History and Production
From Greek neo, meaning new. It was discovered by W. Ramsey and M.W. Travers in 1898. It can be isolated from liquefaction and fractional distillation of air. It is used in making advertizing signs, lightning arrestors, TV tubes and gas laser (Ne laser).
The liquid is used as a cryogenic refrigerant.
The gas is generally inert and exist as a monoatomic entity in atmosphere to an extent of 1 part in 65000 of air. It is colorless, odorless and tasteless. In a vacuum discharge tube, neon glows reddish orange.
Interatomic distance: 300.0 pm (van der Waal diameter)
Melting point: -248.67°C
Boiling point: -246.08°C
Thermal conductivity/Wm-1K-1: 00.0461 (0°C), 0.0493 (27°C)
Density/kgm-3: 1444 (m.p.), 1207.3 (b.p.), 0.89994 (0°C)

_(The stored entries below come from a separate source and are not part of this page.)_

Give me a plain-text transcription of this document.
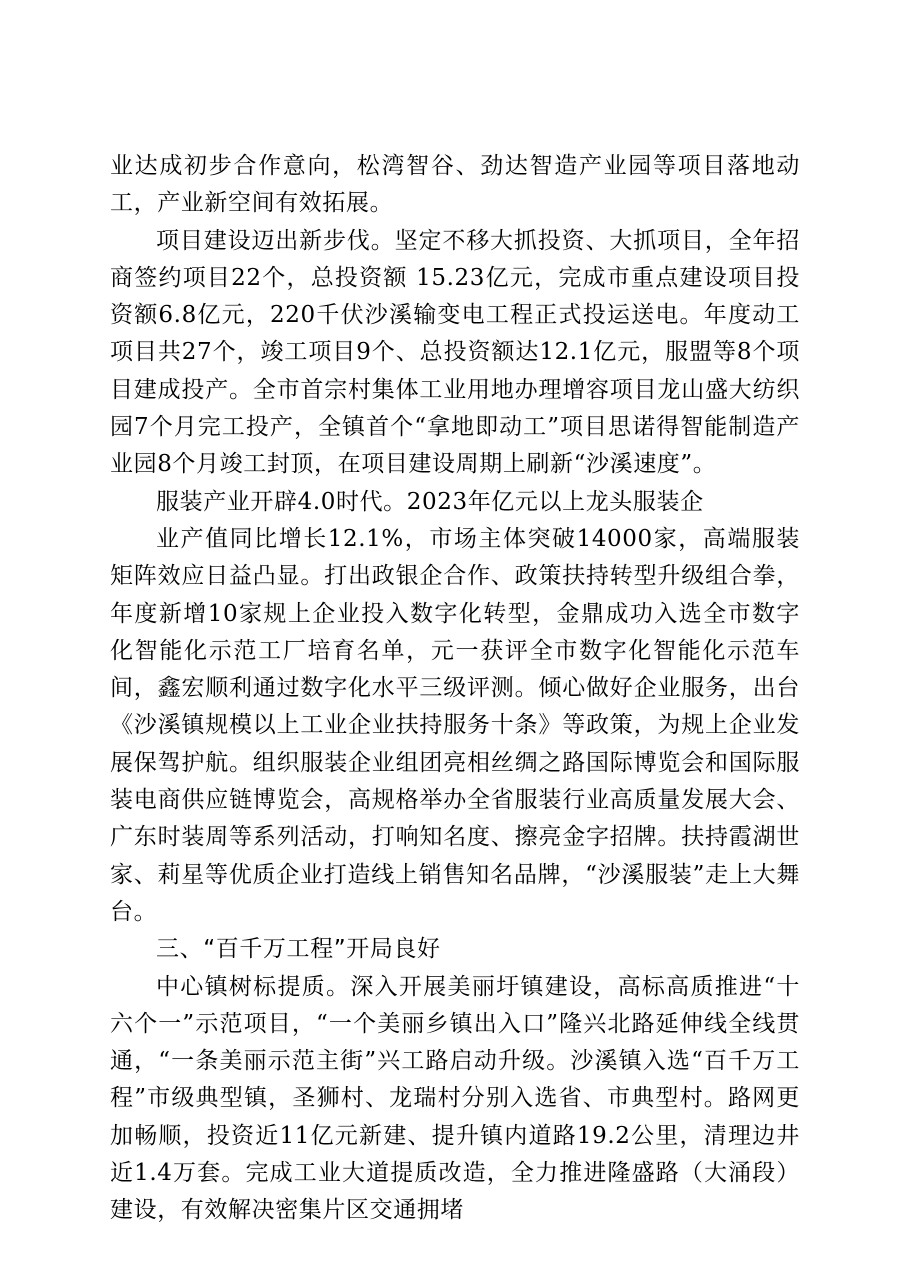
业达成初步合作意向，松湾智谷、劲达智造产业园等项目落地动工，产业新空间有效拓展。

项目建设迈出新步伐。坚定不移大抓投资、大抓项目，全年招商签约项目22个，总投资额 15.23亿元，完成市重点建设项目投资额6.8亿元，220千伏沙溪输变电工程正式投运送电。年度动工项目共27个，竣工项目9个、总投资额达12.1亿元，服盟等8个项目建成投产。全市首宗村集体工业用地办理增容项目龙山盛大纺织园7个月完工投产，全镇首个“拿地即动工”项目思诺得智能制造产业园8个月竣工封顶，在项目建设周期上刷新“沙溪速度”。

服装产业开辟4.0时代。2023年亿元以上龙头服装企

业产值同比增长12.1%，市场主体突破14000家，高端服装矩阵效应日益凸显。打出政银企合作、政策扶持转型升级组合拳，年度新增10家规上企业投入数字化转型，金鼎成功入选全市数字化智能化示范工厂培育名单，元一获评全市数字化智能化示范车间，鑫宏顺利通过数字化水平三级评测。倾心做好企业服务，出台《沙溪镇规模以上工业企业扶持服务十条》等政策，为规上企业发展保驾护航。组织服装企业组团亮相丝绸之路国际博览会和国际服装电商供应链博览会，高规格举办全省服装行业高质量发展大会、广东时装周等系列活动，打响知名度、擦亮金字招牌。扶持霞湖世家、莉星等优质企业打造线上销售知名品牌，“沙溪服装”走上大舞台。

三、“百千万工程”开局良好

中心镇树标提质。深入开展美丽圩镇建设，高标高质推进“十六个一”示范项目，“一个美丽乡镇出入口”隆兴北路延伸线全线贯通，“一条美丽示范主街”兴工路启动升级。沙溪镇入选“百千万工程”市级典型镇，圣狮村、龙瑞村分别入选省、市典型村。路网更加畅顺，投资近11亿元新建、提升镇内道路19.2公里，清理边井近1.4万套。完成工业大道提质改造，全力推进隆盛路（大涌段）建设，有效解决密集片区交通拥堵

Standard Thermodynamic Data (atomic gas)
Enthalpy of formation: 0 kJ/mol
Gibbs free energy of formation: -
Entropy: 146.3 J/mol K
Heat capacity: 20.8 J/mol K
Electronic configuration: [He] 2s2 2p6 = [Ne]
Term symbol: 1S0
Electron affinity: (not stable) Electronegativity (Pauline): -
Ionization energy (first, second, third): 2080.67, 3952.36, 6122.0 kJ/mol
Neon's outer-most electron shell has already achieved the most stable configuration and hence the atom is particularly resistant to chemical reaction.
There are no known stable compound of neon. There are some evidence for the existence of neon compounds, such as that with fluorine, and may occur as transient species.